There are soooo many types of Christmas trees – it can be a little overwhelming! If this is your first time, do a little bit of research to read about the different types and get an idea of what you are looking for. We usually lean towards the shorter needled trees, and I particularly like Balsam Fir. We did go with a White Pine though two years ago, and the longer needles were very pretty!
tip 3: bring the right equipment
If you can, bring a chainsaw. The tree farms will only have hand saws available, and a chainsaw will make the task much easier! Also bring a heavy coat if it is cold outside, a tarp or blanket to lay on the ground so you don’t get dirty while cutting down the tree (which then can double as a protective layer for your trunk or the roof of your car when you put the tree up there!), and heavy gloves! If you are really struggling with cutting down the tree or picking the right one then ask one of the professionals at the lot for some assistance. We could hear something inside one of the trees that we were going to pick, and luckily one of the guys had a folding ladder to climb the tree and inspect it. Thankfully we didn’t get that one because there was a whole birds nest and lots of birds all inside it, which is just one example why it’s always a good idea to ask someone else for help!
tip 4: tree inspection time!
This is the most important step (arguably)! A few tips when you are looking at trees:
- Notice the needle colors. Are they starting to yellow or brown? Skip! The fresher, healthier trees will last longest.
- Take a good look at the tree, if you notice something off about it, dead branches, weird sap coming out of it, there is a chance it could be diseased, and if it planted in the ground then there is the chance it could affect others, this is where a tree removal jacksonville fl service or a service similar to it (depending on where you get your tree) may need to called in by the owners to make sure nothing else is affected.
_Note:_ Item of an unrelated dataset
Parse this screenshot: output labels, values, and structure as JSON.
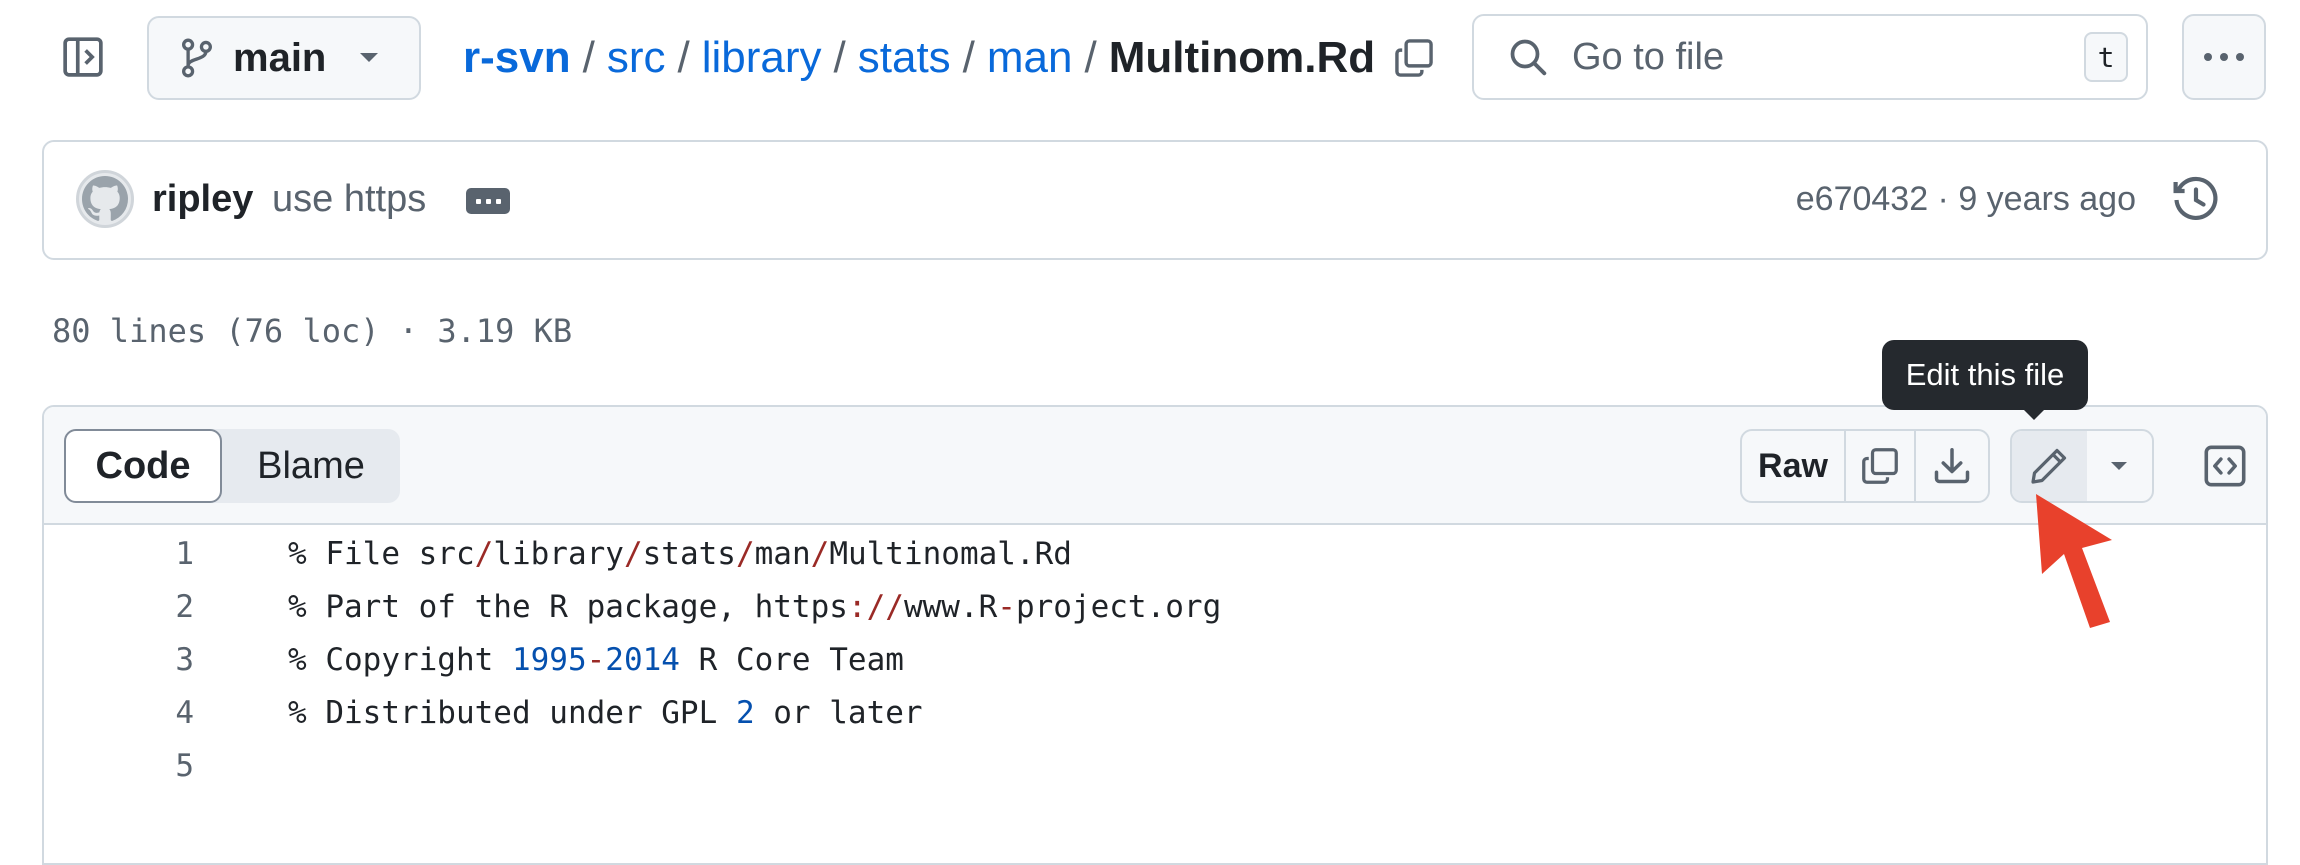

- Find at least three “good sides.” Most locations in your home where you would put a tree will need three sides that are nice and full, and the fourth side is generally against a wall. When you get the tree into your home, then be sure to rotate it so the “bad side” faces the wall, before you start decorating. (Note: if you are putting your tree in a window, you’ll probably want all four sides looking in tip-top shape, though!)
- Look at the trunk! You want it to be fairly straight, so be sure to stand back a bit and peer through all those branches to get an idea of how straight the trunk is from multiple angles.
- Look at the branches! You want fairly even spacing with lots of room for ornaments. If you like a lot of ribbon on your tree, you might want the branches closer together. If you like room for lots of hanging, large, dangly ornaments, you should look for more space between the branches.
bonus tip: cut the end off when you get home!
To make sure you tree starts drinking up water straight away, it is helpful to make a fresh cut of at least 1/2 to 1 inch off the bottom when you get home. Depending on your ceiling height, this may need to be a little more – just be sure to get out the tape measure and measure if you need to!